For the Australian Fixed Income team, credit is a key pillar of alpha generation across all portfolios that we manage. Our process focuses on using credit to add stable income to portfolios, which means we endeavour to avoid shocks by avoiding “losers” in the credit markets. ESG is an important consideration in this respect as weak ESG practices lead to heightened risks, due to poor business practices, consumer blowback, and weak governance. As a result, ESG is essential to determining our investable universe with respect to credit.

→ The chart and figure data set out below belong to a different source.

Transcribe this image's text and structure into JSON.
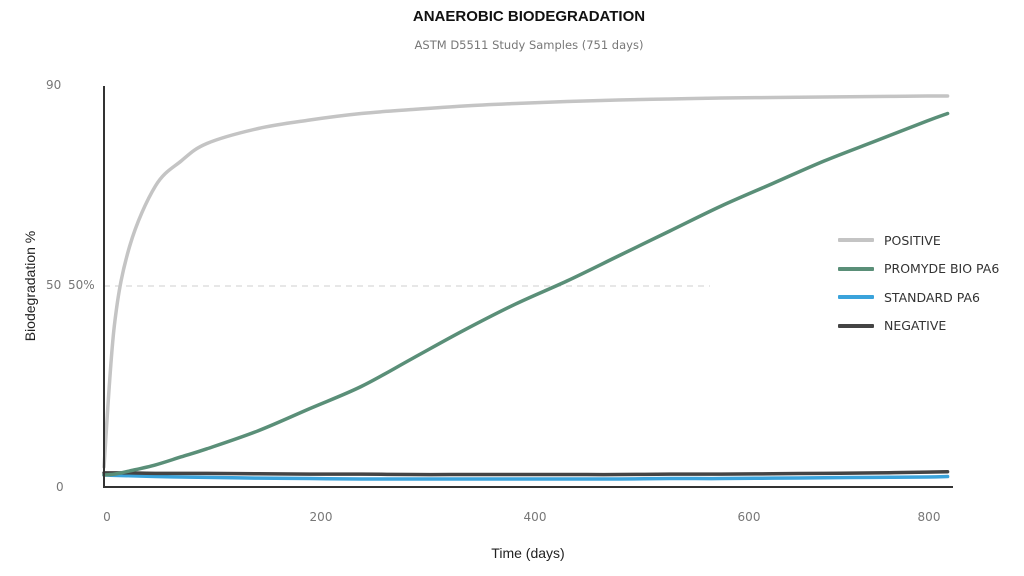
{
  "chart_data": {
    "type": "line",
    "title": "ANAEROBIC BIODEGRADATION",
    "subtitle": "ASTM D5511 Study Samples (751 days)",
    "xlabel": "Time (days)",
    "ylabel": "Biodegradation %",
    "xlim": [
      0,
      820
    ],
    "ylim": [
      0,
      90
    ],
    "x_ticks": [
      "0",
      "200",
      "400",
      "600",
      "800"
    ],
    "y_ticks": [
      "0",
      "50",
      "90"
    ],
    "reference_line": {
      "y": 50,
      "label": "50%",
      "style": "dashed",
      "x_range": [
        0,
        560
      ]
    },
    "legend_position": "right",
    "grid": false,
    "x": [
      0,
      10,
      25,
      50,
      75,
      100,
      150,
      200,
      250,
      300,
      350,
      400,
      450,
      500,
      550,
      600,
      650,
      700,
      750,
      800,
      820
    ],
    "series": [
      {
        "name": "POSITIVE",
        "color": "#c4c4c4",
        "values": [
          5,
          40,
          58,
          70,
          75,
          78.5,
          81.5,
          83.2,
          84.5,
          85.3,
          86,
          86.5,
          86.9,
          87.2,
          87.4,
          87.6,
          87.7,
          87.8,
          87.9,
          88,
          88
        ]
      },
      {
        "name": "PROMYDE BIO PA6",
        "color": "#5a8f78",
        "values": [
          3,
          3.2,
          4,
          5.5,
          7.5,
          9.5,
          14,
          19.5,
          25,
          32,
          39,
          45.5,
          51,
          56,
          61,
          66,
          70.5,
          75,
          79,
          83,
          84.5
        ]
      },
      {
        "name": "STANDARD PA6",
        "color": "#3aa3db",
        "values": [
          3,
          2.9,
          2.8,
          2.6,
          2.5,
          2.4,
          2.2,
          2.1,
          2,
          2,
          2,
          2,
          2,
          2,
          2.1,
          2.1,
          2.2,
          2.3,
          2.4,
          2.5,
          2.6
        ]
      },
      {
        "name": "NEGATIVE",
        "color": "#444444",
        "values": [
          3.5,
          3.5,
          3.5,
          3.4,
          3.4,
          3.4,
          3.3,
          3.2,
          3.2,
          3.1,
          3.1,
          3.1,
          3.1,
          3.1,
          3.2,
          3.2,
          3.3,
          3.4,
          3.5,
          3.7,
          3.8
        ]
      }
    ]
  },
  "labels": {
    "title": "ANAEROBIC BIODEGRADATION",
    "subtitle": "ASTM D5511 Study Samples (751 days)",
    "ytick_90": "90",
    "ytick_50": "50",
    "ref_50": "50%",
    "ytick_0": "0",
    "xticks": [
      "0",
      "200",
      "400",
      "600",
      "800"
    ],
    "xlabel": "Time (days)",
    "ylabel": "Biodegradation %"
  },
  "legend": [
    {
      "label": "POSITIVE",
      "color": "#c4c4c4"
    },
    {
      "label": "PROMYDE BIO PA6",
      "color": "#5a8f78"
    },
    {
      "label": "STANDARD PA6",
      "color": "#3aa3db"
    },
    {
      "label": "NEGATIVE",
      "color": "#444444"
    }
  ]
}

We implement ESG across our portfolios by first using a negative screen, removing issuers that we believe do not exhibit robust ESG practices. In order to do this, we assess each company across environmental, social and governance factors, predominantly focusing on the issue that is most relevant to the industry the company operates in. A score is set for each issuer for all three ESG factors, and this is based on MSCI’s ESG ratings data, industry-wide risks, rating reports, issuer/management meetings, and additional analysis conducted by the credit team. Each company is assigned a rating from 1 to 5, with 5 representing best-in-class ESG practices and 1 meaning avoid.
Those securities that score a 1 in the ranking process will be excluded from portfolios based solely on ESG considerations. Historically, we have also excluded any issuer rated CCC by MSCI. We believe this process works as credit makes up less than 10% of the Australian composite investment universe, meaning we screen out only a small percentage (less than 0.5%) while also ensuring the exposures that make it into the fund are responsible ESG investments.